'New Girl': What's Next For Jess And Her Roommates
It didn't take long for "New Girl" to establish itself as the fall's most solid (and charming) hit, and Zooey Deschanel's lead character, Jess, also wasted no time in finding herself an equally dorky love interest.
In Tuesday's episode of the Fox comedy, Jess has decided to sleep with her new boyfriend, Paul (Justin Long), but she's worried that, having just emerged from a long relationship, her skills will be rusty.
"Jess gets really insecure and she's afraid she's not going to know what to do," said Jake Johnson, who recently spoke about the show in a dual interview with co-star Lamorne Morris. The actors, who play Nick and Winston on the show, were back in Chicago (where I live) to visit family for the Thanksgiving holiday, and I spoke to them in a Michigan Avenue coffee shop about what the future holds for their characters and for Jess, who doesn't want to mess up her still-new relationship with Paul.
Naturally she goes to her male roommates for advice.
"She asks the guys for help. But [before that], she starts out by going on the Internet and is looking at pornography to get ideas on what to do and it really..."
"Backfires," Morris said with a rueful laugh and the kind of bemused shrug often employed by Jess' roommates. "For hours, she's watching the most disturbing things and it shows in what her idea of sex with Paul would be."
In another story line, Johnson's character, Nick, has issues when it comes to getting his hair cut.
"He doesn't like people touching his hair," Johnson said. It's clearly a deep-seated issue, as you can tell from the clip here.
Past episodes have flirted with the attraction that exists between Jess and Nick, but Johnson said not to expect much on that front in the show's Dec. 13 episode, which focuses Schmidt (Max Greenfield) as a "sexy Santa," and it'll likewise be on the back burner when the comedy returns from its winter break Jan. 17.
"Both characters have noticed each other, but it's a slow build and nothing's going to happen right away, because they both just got out of long-term relationships and they enjoy dating other people," Johnson said. "I don't think it'll turn into a relationship [show]; it goes against what the show is," which is more of an ensemble comedy.
Her character "has anger management issues," which prove irresistible to the similarly cranky Nick.
At one point in the conversation, I mentioned my early, and as it happened, unfounded, fears about "New Girl" -- I said I thought it might end up being too full of "unicorns and rainbows" and other forms of Jess-inspired quirkiness. That hasn't happened, in large part because Jess is portrayed as a real (if eccentric) person and the supporting characters have emerged as distinctive and amusing people in their own rights.
"If you have a lot of sweetness and quirkiness, someone's got to have a little bit of bite against that," Johnson observed. "I mean, it's like you said before, it can't all be rainbows and unicorns. Somebody has to kick that unicorn in the face. I think that's Nick's job."

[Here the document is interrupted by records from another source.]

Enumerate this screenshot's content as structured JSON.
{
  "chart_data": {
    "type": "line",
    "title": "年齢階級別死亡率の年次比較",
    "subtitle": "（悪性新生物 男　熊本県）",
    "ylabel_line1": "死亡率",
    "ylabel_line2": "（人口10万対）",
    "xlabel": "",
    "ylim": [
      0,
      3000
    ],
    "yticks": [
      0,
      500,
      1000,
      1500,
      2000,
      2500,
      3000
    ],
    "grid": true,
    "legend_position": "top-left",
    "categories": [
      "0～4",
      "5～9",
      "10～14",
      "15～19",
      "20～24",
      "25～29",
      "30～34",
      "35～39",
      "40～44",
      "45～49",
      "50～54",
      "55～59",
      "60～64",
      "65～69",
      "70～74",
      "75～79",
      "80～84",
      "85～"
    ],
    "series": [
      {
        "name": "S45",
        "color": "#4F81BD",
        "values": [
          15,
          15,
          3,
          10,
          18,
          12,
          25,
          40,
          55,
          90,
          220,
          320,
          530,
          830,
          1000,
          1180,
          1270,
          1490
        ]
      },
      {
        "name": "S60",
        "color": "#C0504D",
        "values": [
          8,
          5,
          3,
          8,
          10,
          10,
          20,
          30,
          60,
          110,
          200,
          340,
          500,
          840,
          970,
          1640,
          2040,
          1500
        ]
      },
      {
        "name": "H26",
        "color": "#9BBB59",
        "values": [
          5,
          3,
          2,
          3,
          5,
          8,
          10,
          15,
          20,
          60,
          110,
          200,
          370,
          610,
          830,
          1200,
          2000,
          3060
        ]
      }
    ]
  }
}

And what about Winston? At this point, the character, who replaced Damon Wayans Jr.'s Coach after the pilot, doesn't even have a job. That will change soon, Morris noted.
"In the future I will find a job," he said. "It's probably not what you think it would be. It involves kids." Winston will also get a love interest, who'll be played by Kali Hawk ("Couples Retreat").
Before letting the guys go and rejoin their loved ones, I had to ask: What were their weirdest roommate experiences?
When he moved to L.A., Johnson said, he played cards at casinos for a living, and he and his friends would still be energized after a night of gambling, so they "turned our living room into a casino."
After moving to L.A. from Chicago (where both actors performed at various Second City outposts and elsewhere in Chicago's improv community), Morris rented a four-bedroom place that he envisioned as a content factory where, instead of paying rent, roommates would provide jokes, short films and other kinds of material. In the end, however, he asked friends to move in and pay rent, and he ended up with three "lovely, talented" female roommates. Living through the opposite of the Jess situation was, in the end, "a nightmare," Morris said with a laugh.
Ah well. As anyone who's ever had roommates knows, sometimes the situation is comic, sometimes not so much. The good news is, 'New Girl' has been able to mine the roommate situation for consistent laughs; it's been a broad hit by playing to each actor's strength and not going to broad with the humor.
And if you don't laugh at how Nick's haircut situation works out... well, trust me. You probably will.